Experimental methods for proteome-wide quantification using liquid chromatography coupled mass spectrometry (LC-MS) rest heavily on computational methods that analyze mass spectra for peptide and protein quantification [1]. Computational analysis typically relies on two main components: (1) a peptide identification algorithm that assigns amino acid sequences to fragmentation spectra by searching a database of theoretical peptides obtained by an in silico digest of an organism's proteome; and (2) a quantification algorithm that collects peaks across mass spectra in the form of extracted ion chromatograms (XICs) over the duration of chromatographic elution of peptides.
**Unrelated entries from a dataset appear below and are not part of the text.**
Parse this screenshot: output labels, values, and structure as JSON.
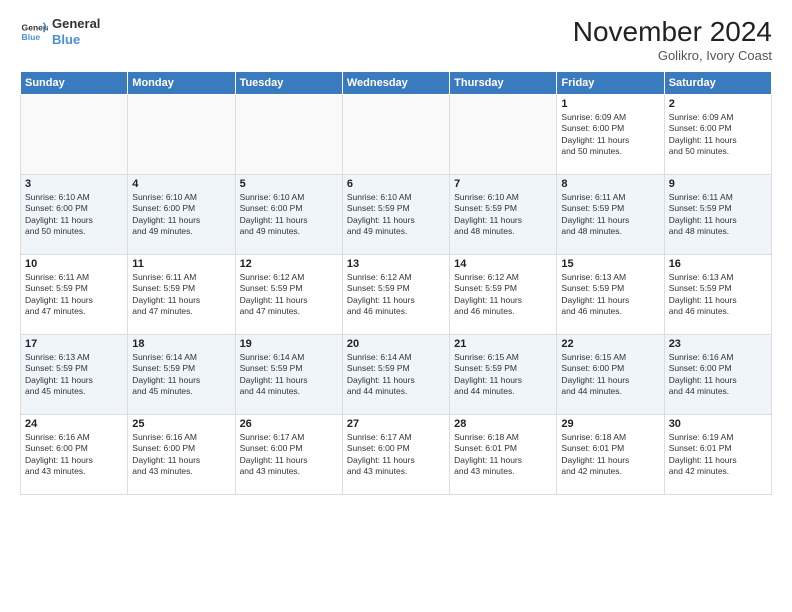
{
  "header": {
    "logo_line1": "General",
    "logo_line2": "Blue",
    "month": "November 2024",
    "location": "Golikro, Ivory Coast"
  },
  "weekdays": [
    "Sunday",
    "Monday",
    "Tuesday",
    "Wednesday",
    "Thursday",
    "Friday",
    "Saturday"
  ],
  "weeks": [
    [
      {
        "day": "",
        "info": ""
      },
      {
        "day": "",
        "info": ""
      },
      {
        "day": "",
        "info": ""
      },
      {
        "day": "",
        "info": ""
      },
      {
        "day": "",
        "info": ""
      },
      {
        "day": "1",
        "info": "Sunrise: 6:09 AM\nSunset: 6:00 PM\nDaylight: 11 hours\nand 50 minutes."
      },
      {
        "day": "2",
        "info": "Sunrise: 6:09 AM\nSunset: 6:00 PM\nDaylight: 11 hours\nand 50 minutes."
      }
    ],
    [
      {
        "day": "3",
        "info": "Sunrise: 6:10 AM\nSunset: 6:00 PM\nDaylight: 11 hours\nand 50 minutes."
      },
      {
        "day": "4",
        "info": "Sunrise: 6:10 AM\nSunset: 6:00 PM\nDaylight: 11 hours\nand 49 minutes."
      },
      {
        "day": "5",
        "info": "Sunrise: 6:10 AM\nSunset: 6:00 PM\nDaylight: 11 hours\nand 49 minutes."
      },
      {
        "day": "6",
        "info": "Sunrise: 6:10 AM\nSunset: 5:59 PM\nDaylight: 11 hours\nand 49 minutes."
      },
      {
        "day": "7",
        "info": "Sunrise: 6:10 AM\nSunset: 5:59 PM\nDaylight: 11 hours\nand 48 minutes."
      },
      {
        "day": "8",
        "info": "Sunrise: 6:11 AM\nSunset: 5:59 PM\nDaylight: 11 hours\nand 48 minutes."
      },
      {
        "day": "9",
        "info": "Sunrise: 6:11 AM\nSunset: 5:59 PM\nDaylight: 11 hours\nand 48 minutes."
      }
    ],
    [
      {
        "day": "10",
        "info": "Sunrise: 6:11 AM\nSunset: 5:59 PM\nDaylight: 11 hours\nand 47 minutes."
      },
      {
        "day": "11",
        "info": "Sunrise: 6:11 AM\nSunset: 5:59 PM\nDaylight: 11 hours\nand 47 minutes."
      },
      {
        "day": "12",
        "info": "Sunrise: 6:12 AM\nSunset: 5:59 PM\nDaylight: 11 hours\nand 47 minutes."
      },
      {
        "day": "13",
        "info": "Sunrise: 6:12 AM\nSunset: 5:59 PM\nDaylight: 11 hours\nand 46 minutes."
      },
      {
        "day": "14",
        "info": "Sunrise: 6:12 AM\nSunset: 5:59 PM\nDaylight: 11 hours\nand 46 minutes."
      },
      {
        "day": "15",
        "info": "Sunrise: 6:13 AM\nSunset: 5:59 PM\nDaylight: 11 hours\nand 46 minutes."
      },
      {
        "day": "16",
        "info": "Sunrise: 6:13 AM\nSunset: 5:59 PM\nDaylight: 11 hours\nand 46 minutes."
      }
    ],
    [
      {
        "day": "17",
        "info": "Sunrise: 6:13 AM\nSunset: 5:59 PM\nDaylight: 11 hours\nand 45 minutes."
      },
      {
        "day": "18",
        "info": "Sunrise: 6:14 AM\nSunset: 5:59 PM\nDaylight: 11 hours\nand 45 minutes."
      },
      {
        "day": "19",
        "info": "Sunrise: 6:14 AM\nSunset: 5:59 PM\nDaylight: 11 hours\nand 44 minutes."
      },
      {
        "day": "20",
        "info": "Sunrise: 6:14 AM\nSunset: 5:59 PM\nDaylight: 11 hours\nand 44 minutes."
      },
      {
        "day": "21",
        "info": "Sunrise: 6:15 AM\nSunset: 5:59 PM\nDaylight: 11 hours\nand 44 minutes."
      },
      {
        "day": "22",
        "info": "Sunrise: 6:15 AM\nSunset: 6:00 PM\nDaylight: 11 hours\nand 44 minutes."
      },
      {
        "day": "23",
        "info": "Sunrise: 6:16 AM\nSunset: 6:00 PM\nDaylight: 11 hours\nand 44 minutes."
      }
    ],
    [
      {
        "day": "24",
        "info": "Sunrise: 6:16 AM\nSunset: 6:00 PM\nDaylight: 11 hours\nand 43 minutes."
      },
      {
        "day": "25",
        "info": "Sunrise: 6:16 AM\nSunset: 6:00 PM\nDaylight: 11 hours\nand 43 minutes."
      },
      {
        "day": "26",
        "info": "Sunrise: 6:17 AM\nSunset: 6:00 PM\nDaylight: 11 hours\nand 43 minutes."
      },
      {
        "day": "27",
        "info": "Sunrise: 6:17 AM\nSunset: 6:00 PM\nDaylight: 11 hours\nand 43 minutes."
      },
      {
        "day": "28",
        "info": "Sunrise: 6:18 AM\nSunset: 6:01 PM\nDaylight: 11 hours\nand 43 minutes."
      },
      {
        "day": "29",
        "info": "Sunrise: 6:18 AM\nSunset: 6:01 PM\nDaylight: 11 hours\nand 42 minutes."
      },
      {
        "day": "30",
        "info": "Sunrise: 6:19 AM\nSunset: 6:01 PM\nDaylight: 11 hours\nand 42 minutes."
      }
    ]
  ]
}
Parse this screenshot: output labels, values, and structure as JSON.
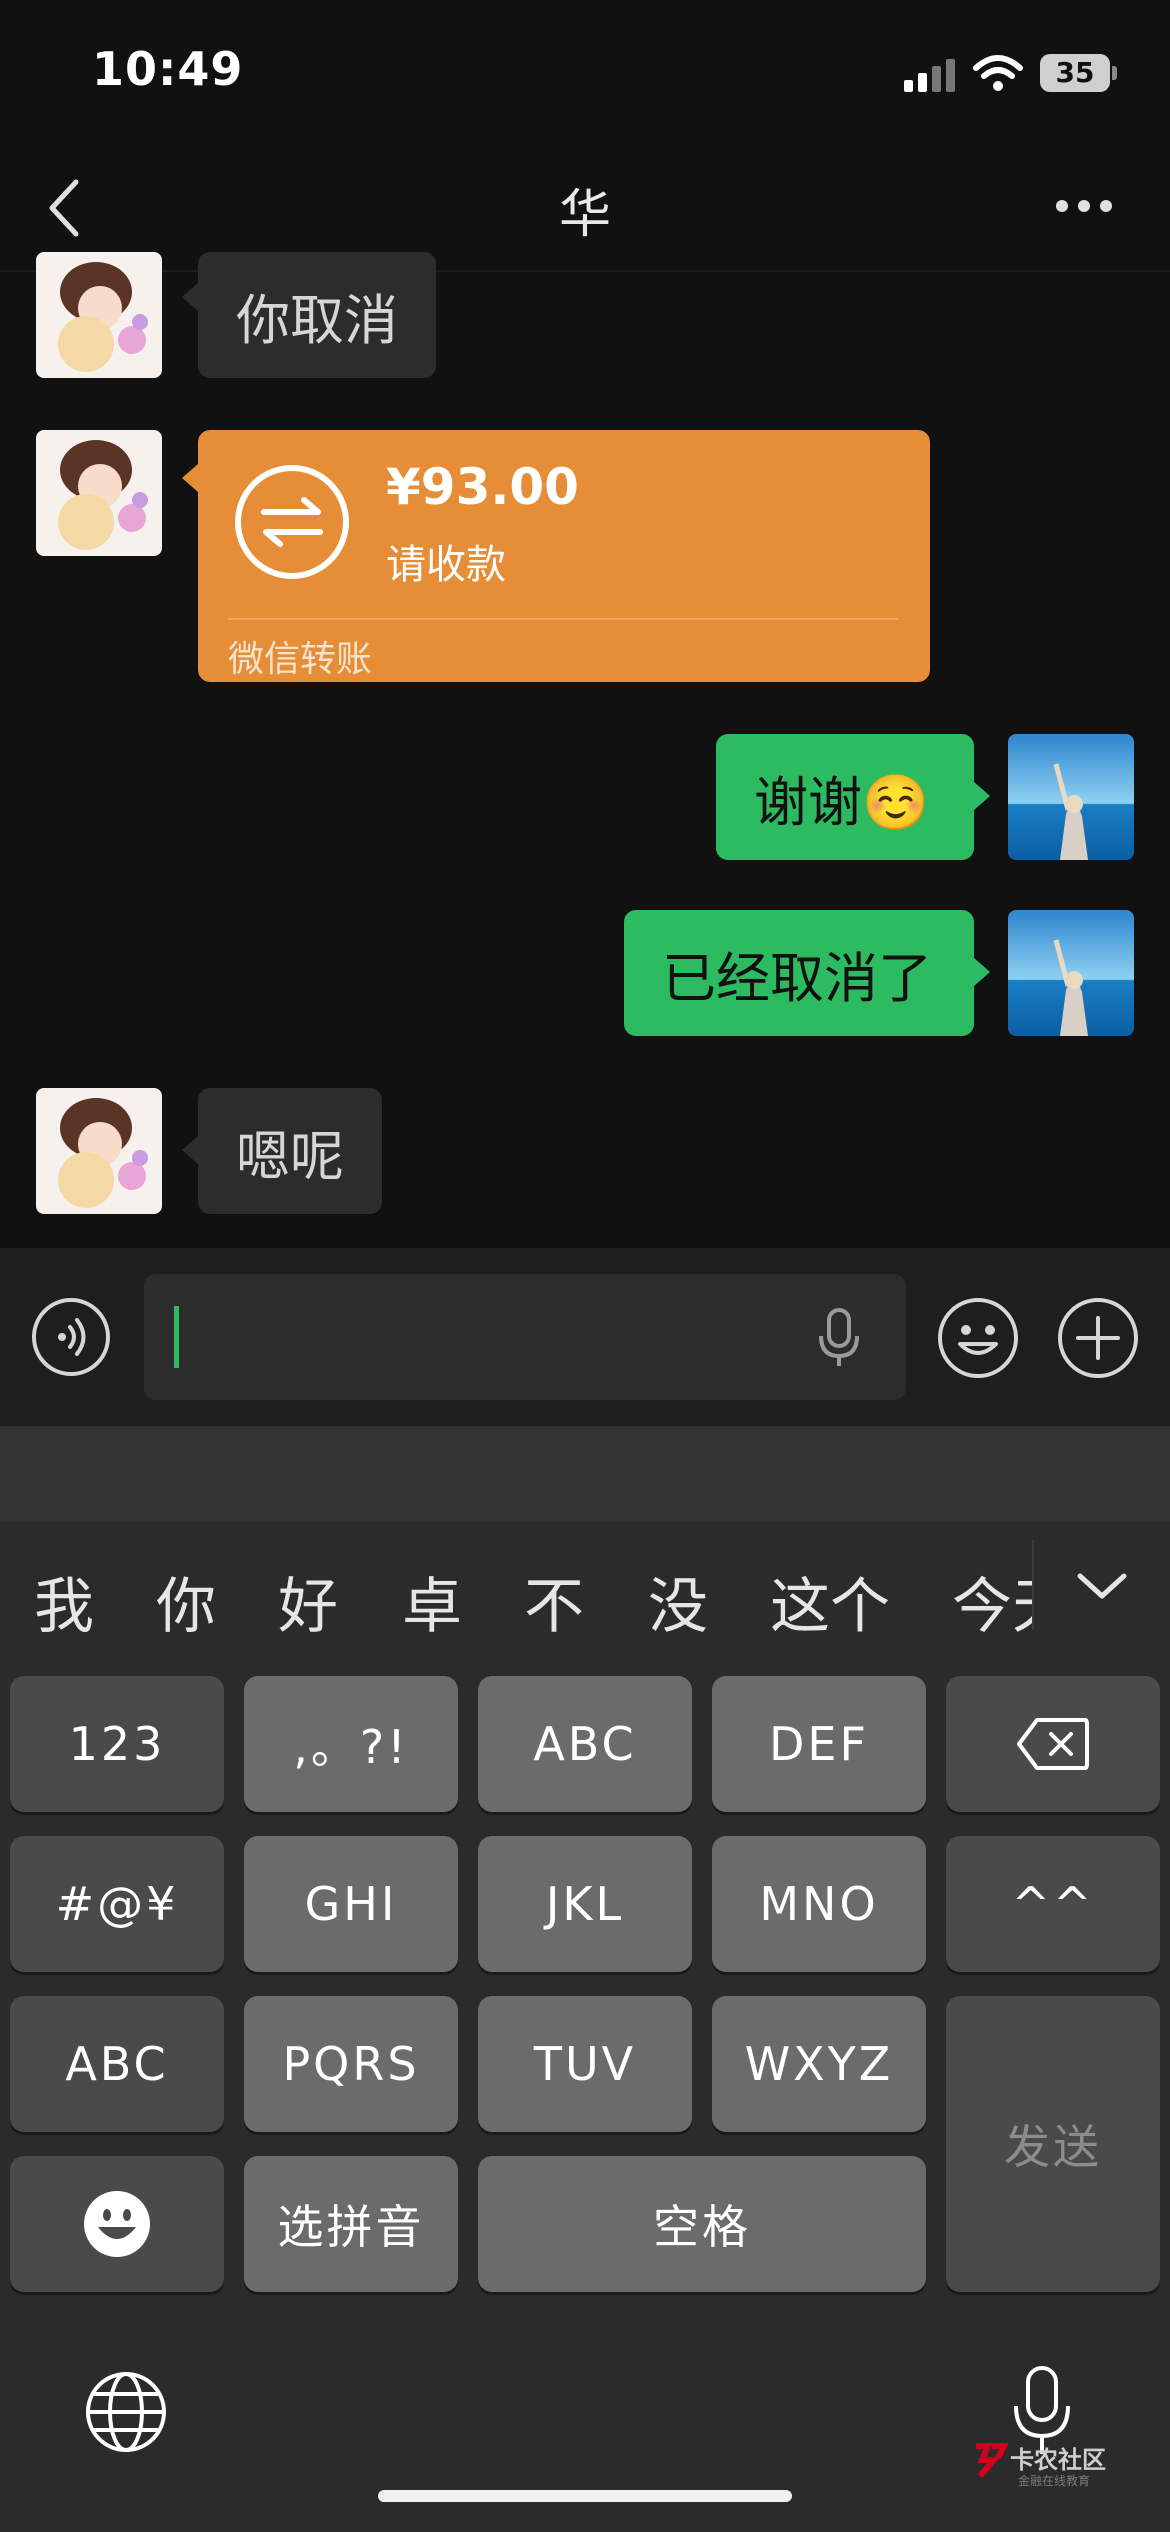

These algorithms have been shown to produce robust and accurate peptide quantification results across a wide range of quantification strategies. They are an important part of the data analysis employed in a widely used experimental approach called stable isotope labeling by amino acids in cell culture (SILAC) [2, 3]. In most typical applications of this approach, a sample in which stable isotope-labeled amino acids are incorporated metabolically by an organism is compared to an unlabeled sample from a different experimental condition. Because both samples are combined prior to protein extraction, the samples are subjected to the same extraction, sample handling, digestion, chromatography, and ionization conditions. This eliminates much of the technical variation between individual samples. Consequently, the final relative abundance measurements, in the form of ratios of the areas of paired XICs from both the unlabeled and labeled peptides, are highly accurate. To ensure that only labeled amino acids are incorporated into proteins, amino acid auxotrophs are typically employed in conjunction with labeled amino acids, rendering this strategy unavailable for prototrophic microorganisms, such as wild-type bacteria and yeast.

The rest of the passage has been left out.